Professor Jin Dong-yan, a virologist at the University of Hong Kong;
"If we want to reduce severe cases and the number of deaths, Sinopharm, Sinovac can help," he said.
But trials so far show that Sinopharm and Sinovac are less effective against COVID-19 than their mRNA counterparts made by Pfizer and Moderna laboratories.
According to trial data submitted to WHO, in Brazilian trials, Sinovac was approximately 50% effective against symptomatic COVID-19 and 100% against serious illness. According to the WHO, the efficacy of Sinopharm for both symptomatic and hospitalized disease was estimated at 79%.
For example, in Argentina, preliminary results of a study conducted by the Ministry of National Health to evaluate the effectiveness of different vaccines administered in the country in people aged 60 years and older, were announced to reduce deaths from COVID-19 by 70% to 80% with one dose of Sputnik V and AstraZeneca.
In the case of 2 doses of these vaccines, the analysis concluded that the reduction in mortality was over 90%
Ben Cowling, professor of infectious disease epidemiology at the University of Hong Kong, said Chinese vaccines have drastically reduced the number of infections and deaths.
"I think vaccines definitely work, and they definitely save a lot of lives," he said.

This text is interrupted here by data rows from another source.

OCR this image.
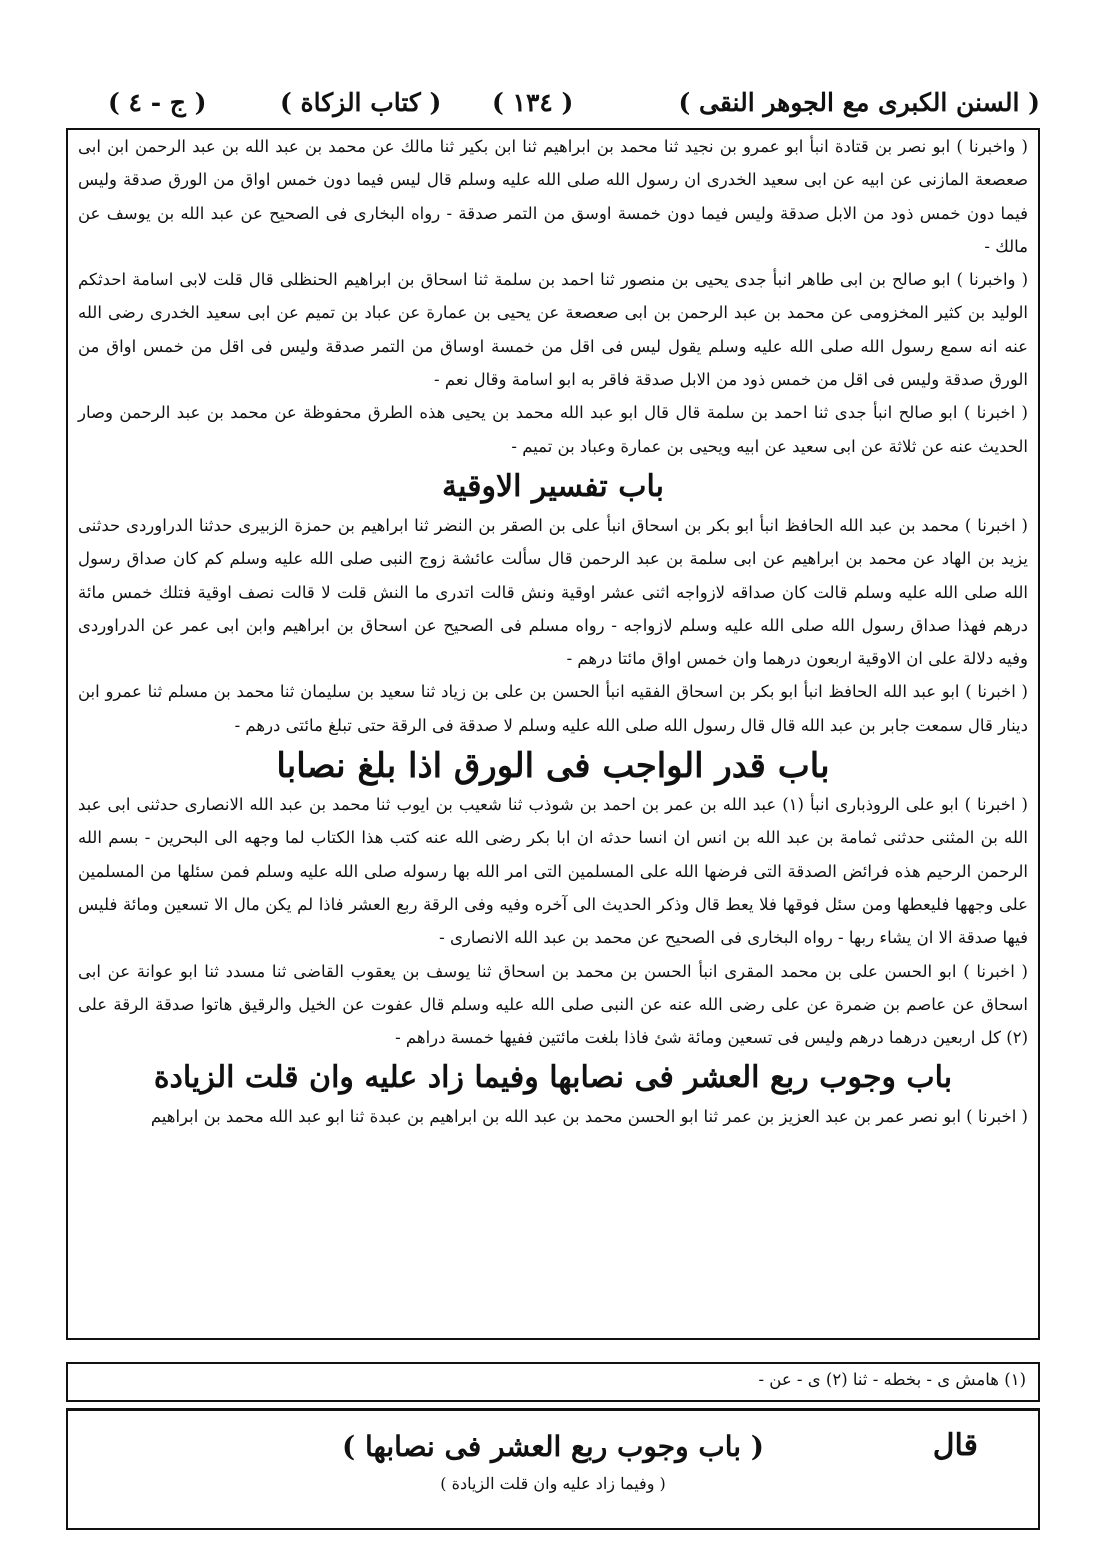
( السنن الكبرى مع الجوهر النقى )
( ١٣٤ )
( كتاب الزكاة )
( ج - ٤ )

( واخبرنا ) ابو نصر بن قتادة انبأ ابو عمرو بن نجيد ثنا محمد بن ابراهيم ثنا ابن بكير ثنا مالك عن محمد بن عبد الله بن عبد الرحمن ابن ابى صعصعة المازنى عن ابيه عن ابى سعيد الخدرى ان رسول الله صلى الله عليه وسلم قال ليس فيما دون خمس اواق من الورق صدقة وليس فيما دون خمس ذود من الابل صدقة وليس فيما دون خمسة اوسق من التمر صدقة - رواه البخارى فى الصحيح عن عبد الله بن يوسف عن مالك -

( واخبرنا ) ابو صالح بن ابى طاهر انبأ جدى يحيى بن منصور ثنا احمد بن سلمة ثنا اسحاق بن ابراهيم الحنظلى قال قلت لابى اسامة احدثكم الوليد بن كثير المخزومى عن محمد بن عبد الرحمن بن ابى صعصعة عن يحيى بن عمارة عن عباد بن تميم عن ابى سعيد الخدرى رضى الله عنه انه سمع رسول الله صلى الله عليه وسلم يقول ليس فى اقل من خمسة اوساق من التمر صدقة وليس فى اقل من خمس اواق من الورق صدقة وليس فى اقل من خمس ذود من الابل صدقة فاقر به ابو اسامة وقال نعم -

( اخبرنا ) ابو صالح انبأ جدى ثنا احمد بن سلمة قال قال ابو عبد الله محمد بن يحيى هذه الطرق محفوظة عن محمد بن عبد الرحمن وصار الحديث عنه عن ثلاثة عن ابى سعيد عن ابيه ويحيى بن عمارة وعباد بن تميم -

باب تفسير الاوقية

( اخبرنا ) محمد بن عبد الله الحافظ انبأ ابو بكر بن اسحاق انبأ على بن الصقر بن النضر ثنا ابراهيم بن حمزة الزبيرى حدثنا الدراوردى حدثنى يزيد بن الهاد عن محمد بن ابراهيم عن ابى سلمة بن عبد الرحمن قال سألت عائشة زوج النبى صلى الله عليه وسلم كم كان صداق رسول الله صلى الله عليه وسلم قالت كان صداقه لازواجه اثنى عشر اوقية ونش قالت اتدرى ما النش قلت لا قالت نصف اوقية فتلك خمس مائة درهم فهذا صداق رسول الله صلى الله عليه وسلم لازواجه - رواه مسلم فى الصحيح عن اسحاق بن ابراهيم وابن ابى عمر عن الدراوردى وفيه دلالة على ان الاوقية اربعون درهما وان خمس اواق مائتا درهم -

( اخبرنا ) ابو عبد الله الحافظ انبأ ابو بكر بن اسحاق الفقيه انبأ الحسن بن على بن زياد ثنا سعيد بن سليمان ثنا محمد بن مسلم ثنا عمرو ابن دينار قال سمعت جابر بن عبد الله قال قال رسول الله صلى الله عليه وسلم لا صدقة فى الرقة حتى تبلغ مائتى درهم -

باب قدر الواجب فى الورق اذا بلغ نصابا

( اخبرنا ) ابو على الروذبارى انبأ (١) عبد الله بن عمر بن احمد بن شوذب ثنا شعيب بن ايوب ثنا محمد بن عبد الله الانصارى حدثنى ابى عبد الله بن المثنى حدثنى ثمامة بن عبد الله بن انس ان انسا حدثه ان ابا بكر رضى الله عنه كتب هذا الكتاب لما وجهه الى البحرين - بسم الله الرحمن الرحيم هذه فرائض الصدقة التى فرضها الله على المسلمين التى امر الله بها رسوله صلى الله عليه وسلم فمن سئلها من المسلمين على وجهها فليعطها ومن سئل فوقها فلا يعط قال وذكر الحديث الى آخره وفيه وفى الرقة ربع العشر فاذا لم يكن مال الا تسعين ومائة فليس فيها صدقة الا ان يشاء ربها - رواه البخارى فى الصحيح عن محمد بن عبد الله الانصارى -

( اخبرنا ) ابو الحسن على بن محمد المقرى انبأ الحسن بن محمد بن اسحاق ثنا يوسف بن يعقوب القاضى ثنا مسدد ثنا ابو عوانة عن ابى اسحاق عن عاصم بن ضمرة عن على رضى الله عنه عن النبى صلى الله عليه وسلم قال عفوت عن الخيل والرقيق هاتوا صدقة الرقة على (٢) كل اربعين درهما درهم وليس فى تسعين ومائة شئ فاذا بلغت مائتين ففيها خمسة دراهم -

باب وجوب ربع العشر فى نصابها وفيما زاد عليه وان قلت الزيادة

( اخبرنا ) ابو نصر عمر بن عبد العزيز بن عمر ثنا ابو الحسن محمد بن عبد الله بن ابراهيم بن عبدة ثنا ابو عبد الله محمد بن ابراهيم

(١) هامش ى - بخطه - ثنا (٢) ى - عن -
قال
( باب وجوب ربع العشر فى نصابها )
( وفيما زاد عليه وان قلت الزيادة )
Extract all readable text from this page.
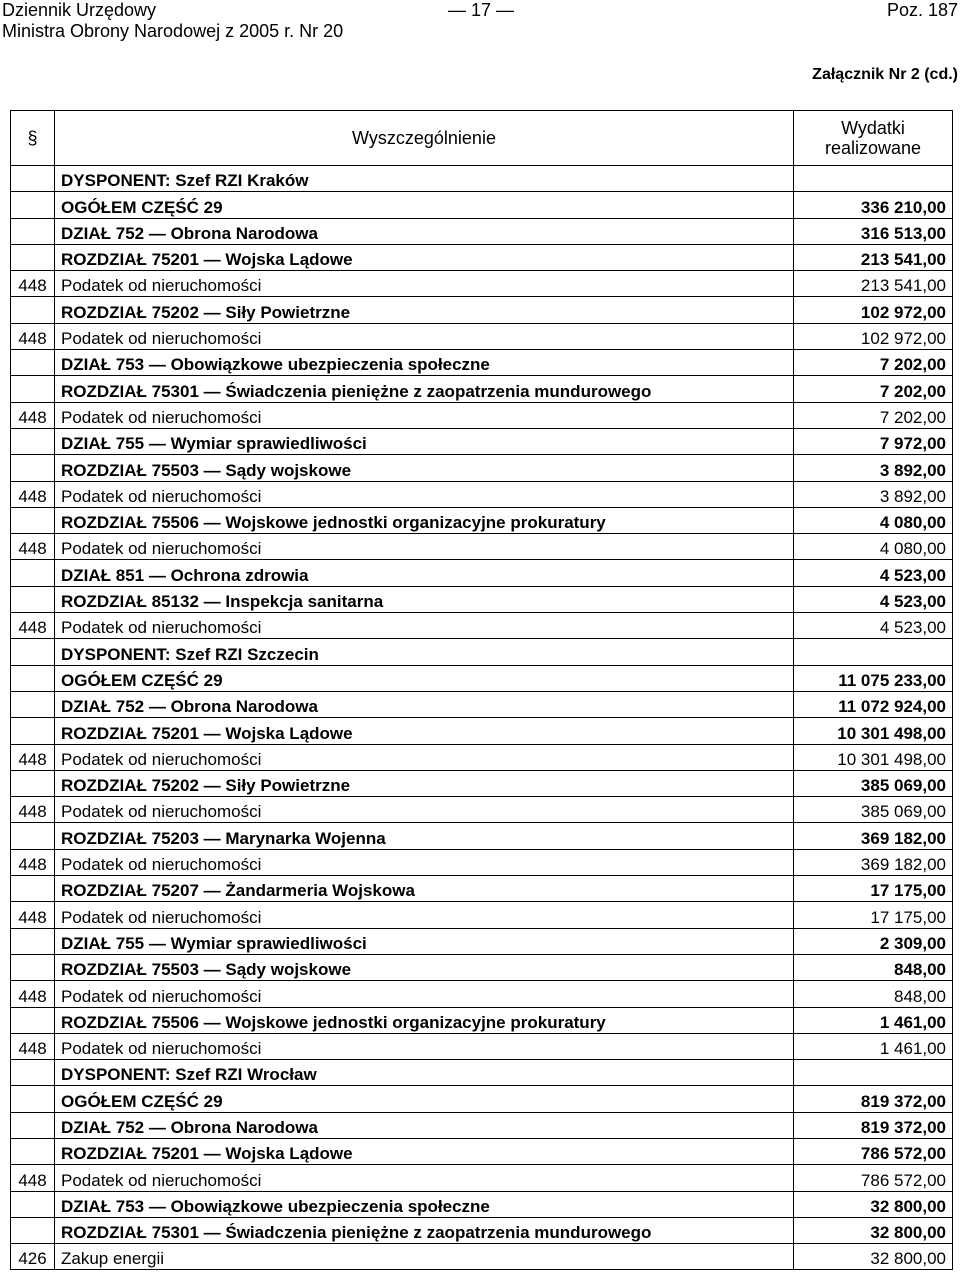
Dziennik Urzędowy	— 17 —	Poz. 187
Ministra Obrony Narodowej z 2005 r. Nr 20
Załącznik Nr 2 (cd.)
§	Wyszczególnienie	Wydatki realizowane
	DYSPONENT: Szef RZI Kraków	
	OGÓŁEM CZĘŚĆ 29	336 210,00
	DZIAŁ 752 — Obrona Narodowa	316 513,00
	ROZDZIAŁ 75201 — Wojska Lądowe	213 541,00
448	Podatek od nieruchomości	213 541,00
	ROZDZIAŁ 75202 — Siły Powietrzne	102 972,00
448	Podatek od nieruchomości	102 972,00
	DZIAŁ 753 — Obowiązkowe ubezpieczenia społeczne	7 202,00
	ROZDZIAŁ 75301 — Świadczenia pieniężne z zaopatrzenia mundurowego	7 202,00
448	Podatek od nieruchomości	7 202,00
	DZIAŁ 755 — Wymiar sprawiedliwości	7 972,00
	ROZDZIAŁ 75503 — Sądy wojskowe	3 892,00
448	Podatek od nieruchomości	3 892,00
	ROZDZIAŁ 75506 — Wojskowe jednostki organizacyjne prokuratury	4 080,00
448	Podatek od nieruchomości	4 080,00
	DZIAŁ 851 — Ochrona zdrowia	4 523,00
	ROZDZIAŁ 85132 — Inspekcja sanitarna	4 523,00
448	Podatek od nieruchomości	4 523,00
	DYSPONENT: Szef RZI Szczecin	
	OGÓŁEM CZĘŚĆ 29	11 075 233,00
	DZIAŁ 752 — Obrona Narodowa	11 072 924,00
	ROZDZIAŁ 75201 — Wojska Lądowe	10 301 498,00
448	Podatek od nieruchomości	10 301 498,00
	ROZDZIAŁ 75202 — Siły Powietrzne	385 069,00
448	Podatek od nieruchomości	385 069,00
	ROZDZIAŁ 75203 — Marynarka Wojenna	369 182,00
448	Podatek od nieruchomości	369 182,00
	ROZDZIAŁ 75207 — Żandarmeria Wojskowa	17 175,00
448	Podatek od nieruchomości	17 175,00
	DZIAŁ 755 — Wymiar sprawiedliwości	2 309,00
	ROZDZIAŁ 75503 — Sądy wojskowe	848,00
448	Podatek od nieruchomości	848,00
	ROZDZIAŁ 75506 — Wojskowe jednostki organizacyjne prokuratury	1 461,00
448	Podatek od nieruchomości	1 461,00
	DYSPONENT: Szef RZI Wrocław	
	OGÓŁEM CZĘŚĆ 29	819 372,00
	DZIAŁ 752 — Obrona Narodowa	819 372,00
	ROZDZIAŁ 75201 — Wojska Lądowe	786 572,00
448	Podatek od nieruchomości	786 572,00
	DZIAŁ 753 — Obowiązkowe ubezpieczenia społeczne	32 800,00
	ROZDZIAŁ 75301 — Świadczenia pieniężne z zaopatrzenia mundurowego	32 800,00
426	Zakup energii	32 800,00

In line with The New York Times' investigation, the prestigious Argentine neurologist Conrado Estol warned last week about the critical situation these countries may face in the face of the coronavirus delta variant if they do not change their health policies.
In this context, he said that these countries should stop receiving Chinese vaccines because there are international studies showing that they are the least effective;
“I wouldn't buy more Sinopharm or Sinovac. “There is strong evidence from data from top vaccinating countries such as Mongolia, Chile, Uruguay, and Turkey, showing that Chinese vaccines were more effective before the delta variant appeared, but were not sufficiently resistant to new variants.”